United Steelworkers of America, AFL-CIO-CLC v. Weber

PETITIONER: United Steelworkers of America, AFL-CIO-CLC
LOCATION: C and P Telephone Baltimore Headquarters

DOCKET NO.: 78-432
DECIDED BY: Burger Court (1975-1981)
LOWER COURT: United States Court of Appeals for the Fifth Circuit

CITATION: 443 US 193 (1979)
ARGUED: Mar 28, 1979
DECIDED: Jun 27, 1979

Lawrence G. Wallace - Argued the cause for the United States et al., petitioners in No. 78-436
Michael R. Fontham - Argued the cause for respondent Weber in all cases
Michael H. Gottesman - Argued the cause for the petitioner, Steelworkers Union
Noyes Thompson Powers - for petitioner in No. 78-435

Facts of the case

The United Steelworkers of America and the Kaiser Aluminum and Chemical Corporation implemented an affirmative action-based training program to increase the number of the company's black skilled craft workers. Half of the eligible positions in the training program were reserved for blacks. Weber, who was white, was passed over for the program. Weber claimed that he was the victim of reverse discrimination. These cases (United Steelworkers v. Weber and Kaiser Aluminum v. Weber) were also decided together with United States v. Weber.

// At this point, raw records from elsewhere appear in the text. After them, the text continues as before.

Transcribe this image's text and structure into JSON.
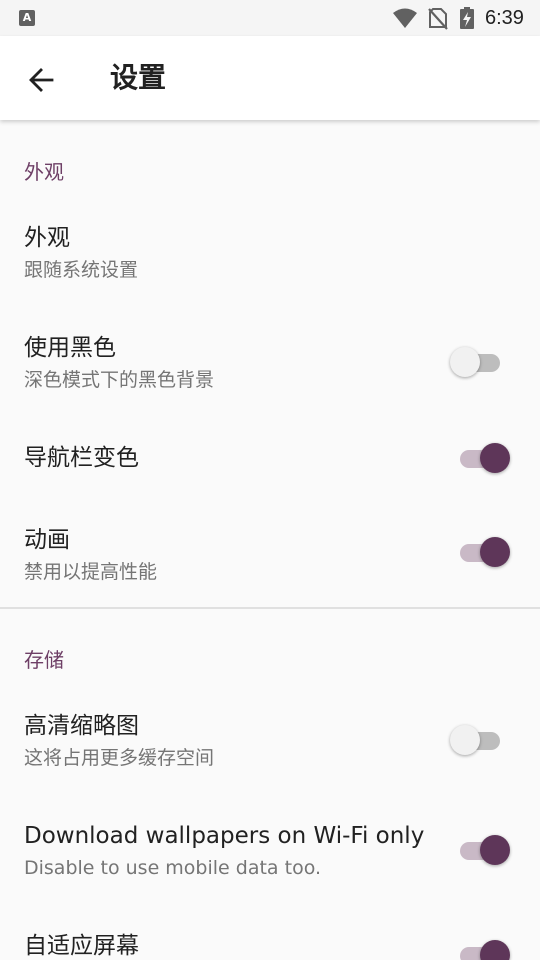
{
  "status_bar": {
    "notification_letter": "A",
    "time": "6:39",
    "icons": [
      "wifi-icon",
      "no-sim-icon",
      "battery-charging-icon"
    ]
  },
  "app_bar": {
    "back_icon": "arrow-left-icon",
    "title": "设置"
  },
  "sections": {
    "appearance": {
      "header": "外观",
      "items": [
        {
          "title": "外观",
          "subtitle": "跟随系统设置"
        },
        {
          "title": "使用黑色",
          "subtitle": "深色模式下的黑色背景",
          "toggle": false
        },
        {
          "title": "导航栏变色",
          "toggle": true
        },
        {
          "title": "动画",
          "subtitle": "禁用以提高性能",
          "toggle": true
        }
      ]
    },
    "storage": {
      "header": "存储",
      "items": [
        {
          "title": "高清缩略图",
          "subtitle": "这将占用更多缓存空间",
          "toggle": false
        },
        {
          "title": "Download wallpapers on Wi-Fi only",
          "subtitle": "Disable to use mobile data too.",
          "toggle": true
        },
        {
          "title": "自适应屏幕",
          "toggle": true
        }
      ]
    }
  },
  "colors": {
    "accent": "#5e3659",
    "accent_track": "#c9b9c6",
    "section_header": "#6e3f66",
    "background": "#fafafa"
  }
}
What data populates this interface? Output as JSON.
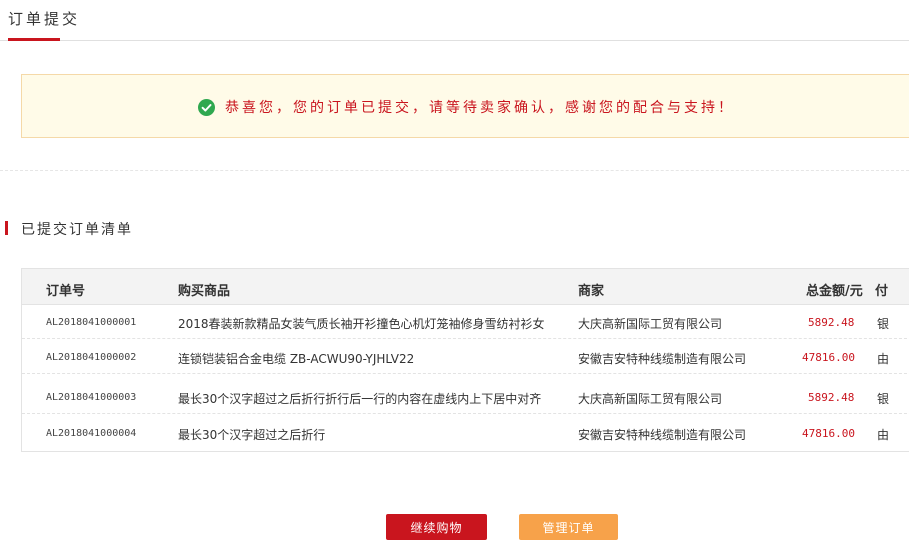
{
  "tab": {
    "label": "订单提交"
  },
  "notice": {
    "message": "恭喜您，您的订单已提交，请等待卖家确认，感谢您的配合与支持！",
    "icon": "check-circle-icon",
    "color": "#c9151e",
    "icon_color": "#2fa84f"
  },
  "section": {
    "title": "已提交订单清单"
  },
  "table": {
    "headers": {
      "order_id": "订单号",
      "product": "购买商品",
      "seller": "商家",
      "amount": "总金额/元",
      "payment": "付"
    },
    "rows": [
      {
        "order_id": "AL2018041000001",
        "product": "2018春装新款精品女装气质长袖开衫撞色心机灯笼袖修身雪纺衬衫女",
        "seller": "大庆高新国际工贸有限公司",
        "amount": "5892.48",
        "payment": "银"
      },
      {
        "order_id": "AL2018041000002",
        "product": "连锁铠装铝合金电缆 ZB-ACWU90-YJHLV22",
        "seller": "安徽吉安特种线缆制造有限公司",
        "amount": "47816.00",
        "payment": "由"
      },
      {
        "order_id": "AL2018041000003",
        "product": "最长30个汉字超过之后折行折行后一行的内容在虚线内上下居中对齐",
        "seller": "大庆高新国际工贸有限公司",
        "amount": "5892.48",
        "payment": "银"
      },
      {
        "order_id": "AL2018041000004",
        "product": "最长30个汉字超过之后折行",
        "seller": "安徽吉安特种线缆制造有限公司",
        "amount": "47816.00",
        "payment": "由"
      }
    ]
  },
  "actions": {
    "continue_label": "继续购物",
    "manage_label": "管理订单"
  },
  "colors": {
    "accent": "#c9151e",
    "secondary_button": "#f7a24a",
    "notice_bg": "#fffbe8"
  }
}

Did United and Kaiser Aluminum's training scheme violate Title VII of the 1964 Civil Rights Act prohibiting discrimination on the basis of race?

Media for United Steelworkers of America, AFL-CIO-CLC v. Weber

Audio Transcription for Oral Argument - March 28, 1979 in United Steelworkers of America, AFL-CIO-CLC v. Weber

Warren E. Burger:

We'll hear arguments first this morning in Number 78-432, United Steelworkers against Brian Weber and the consolidated cases.

Mr. Powers, you may proceed whenever you're ready.

Noyes Thompson Powers:

Mr. Chief Justice and may it please the Court.

This case is here on writ of certiorari to the Court of Appeals for the Fifth Circuit.

At issue is whether Title VII of the Civil Rights Act of 1964 permits an employer and a union to remedy the past exclusion of minorities and women from craft employment by establishing a new craft training program which takes account of race and sex in selecting those to be trained.

Let me begin by stating one central fact, the provisions of the 1974 Kaiser Steelworker Labor Agreement which are being challenged in this case where a remedial measure adopted in response to employment discrimination litigation concerning a lack of minorities and women in craft employment.

Those are not simply my words.

They are contained in the provisions of the labor agreement itself and they appear in paragraph 5 of plaintiff's complaint in this case which is reprinted in the appendix at page 11 and they were admitted not only by the company but by the union in its answer to the complaint which appears in page 17 of the joint appendix.

So the character of the program is not really in dispute.

It was remedial and it sought to do more than remedy or achieve racial balance for society sake.

The program was explicitly focused in response to employment discrimination litigation in which both Kaiser and the steelworkers were then engaged.

To meet the situation, the Kaiser Steelworker Agreement established a new program at 15 company plants under which Kaiser employees who had no prior craft experience could achieve training.

And, as was being done in the steelworks consent decree to which the steelworkers were a party, the agreement provided that 50% of the training opportunities would be allotted to minorities and women.

One of those 15 clients is the Gramercy Louisiana plant which is engaged -- which is the site of this litigation.

It is important to emphasize that the company's desire to assure compliance with its Title VII and Executive Order obligations were not simply involved in the establishment of the 1974 program, they were the reason for it.

If the company had been able to recruit what it regarded as adequate numbers of minorities and women who were already fully trained, then it would have had every reason to continue to take advantage of its ability to recruit fully trained craftsmen and save the substantial cost that training involved.

As it's clear from the record, at the Gramercy plant alone, by agreeing to this training program, the company undertook an obligation that could be expected to cost it $400.00 up to $400,000.00 a year.

Now, this training program provided opportunities not only for blacks and women but for white males who had no prior craft experience.

The respondent Brian Weber was one of those employees who had no prior craft experience.

And when opportunities came to bid in this new craft training program, he bid.

And when he was not selected, he filed a charge under Title VII alleging that he would have been discriminated against because blacks less senior than he had been selected.

The lower courts --

Harry A. Blackmun:

Mr. Powers, I want to be sure.

Kaiser is or is not admitting past discrimination?

Noyes Thompson Powers:

Kaiser does not admit past discrimination.

It does concede that both the substantially low employment of minorities and women in craft jobs at the time and the fact that it had insisted on prior experience as a condition not only for employment as a full craftsman but also for entry to into training programs where factors that a court might have used in finding that there was a prima facie case of discrimination.

Harry A. Blackmun:

Beyond this, Kaiser does not go?

Noyes Thompson Powers:

Kaiser does not concede discrimination under Title VII.

It does not concede that the Executive Order required this action.